On the topic itself:

If you want to bring formerly offshored industries back at scale (a overall dubious plan in my opinion), then high unemployment is a good starting point because it helps avoid labor shortages and price spikes in unrelated industries.

But what CNN reports is too small to have much of an effect on that.



These same numbers come out and are reported on every month. It would be more conspicuous not to report on the August numbers.


> then high unemployment is a good starting point

This strikes me as overly simplistic and optimistic. The real world is not a zero-sum-game where if someone loses someone else wins.

Macroeconomics in today's world is an interconnected hot mess where I wouldn't dare to infer much except for that simple cause and effect chains surely do not work.

What you deduce might be true in an otherwise stable and sunny economic climate, but we're far from that.

- Trumps active hand in messing with the US economy (Going on an immigrant (labor) hunt, firing a FED governor and threatening Powell, buying into Intel, imposing tariffs coughed up by an LLM)

- Unprecedented amounts of money are being singularly invested into "AI" and not much else

- Consumer prices for Americans as a compound combination of tariffs and an expected weaker dollar if interest rates go down aren't playing well with peak unemployment

Taking that all in, comparatively to only a couple of months ago, this setup is by far not the most desirable investment climate in the US for foreign investment.

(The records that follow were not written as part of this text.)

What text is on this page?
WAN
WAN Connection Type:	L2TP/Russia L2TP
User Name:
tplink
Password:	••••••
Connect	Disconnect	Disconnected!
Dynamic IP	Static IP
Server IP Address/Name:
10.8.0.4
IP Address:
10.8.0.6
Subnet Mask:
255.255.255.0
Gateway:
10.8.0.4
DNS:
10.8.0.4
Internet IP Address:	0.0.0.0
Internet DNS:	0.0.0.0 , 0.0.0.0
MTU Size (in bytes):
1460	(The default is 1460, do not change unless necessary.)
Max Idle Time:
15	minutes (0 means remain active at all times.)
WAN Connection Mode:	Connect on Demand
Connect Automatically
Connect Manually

And while bringing back offshored industries sure sounds nice on paper, I'm wondering how that's gonna play out with a) historically high CoL in the US leading to b) higher wages required for the supposed high quality jobs coming back leading to c) high prices to purchase said goods.

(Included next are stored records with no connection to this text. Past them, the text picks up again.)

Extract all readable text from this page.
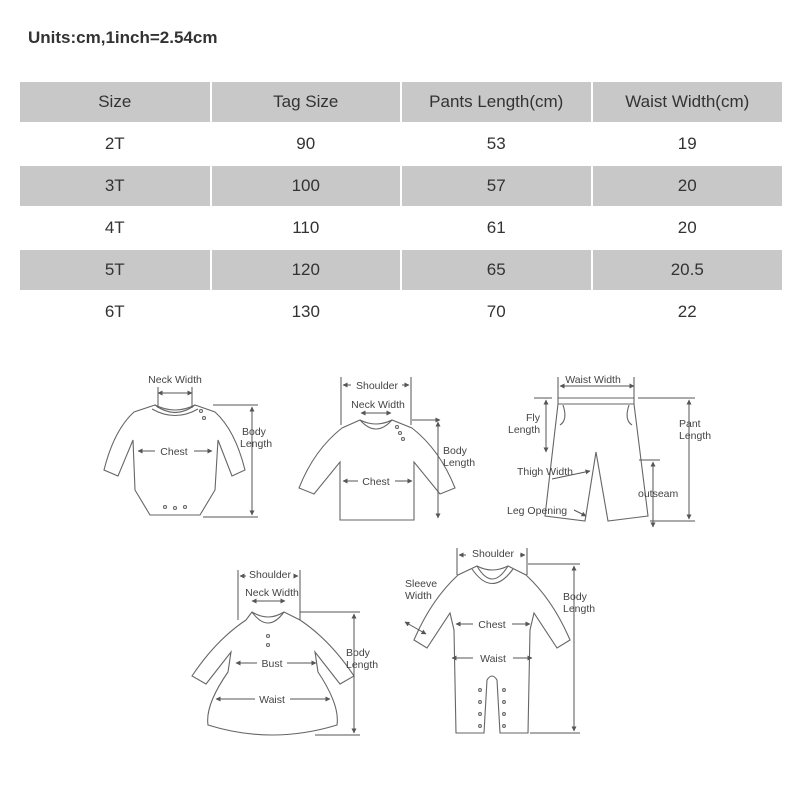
Units:cm,1inch=2.54cm
Size	Tag Size	Pants Length(cm)	Waist Width(cm)
2T	90	53	19
3T	100	57	20
4T	110	61	20
5T	120	65	20.5
6T	130	70	22
Neck Width
Chest
Body
Length
Shoulder
Neck Width
Chest
Body
Length
Waist Width
Fly
Length
Thigh Width
Leg Opening
Pant
Length
outseam
Shoulder
Neck Width
Bust
Waist
Body
Length
Shoulder
Sleeve
Width
Chest
Waist
Body
Length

I'm being a bit facetious here, but if the actual plan is to bring back comparatively low-wage, labor intensive industries to the US, then I think high unemployment at the start of the process is exactly what you want; otherwise, you will cannibalize existing industries for the required labor, inflating prices for everything.

I do not think that doing this is a good idea, especially not at scale, and I believe that the tariff incentives as they currently stand are insufficient to achieve this anyway (but "sufficient" increases to tariff levels are unpalatable and infeasible).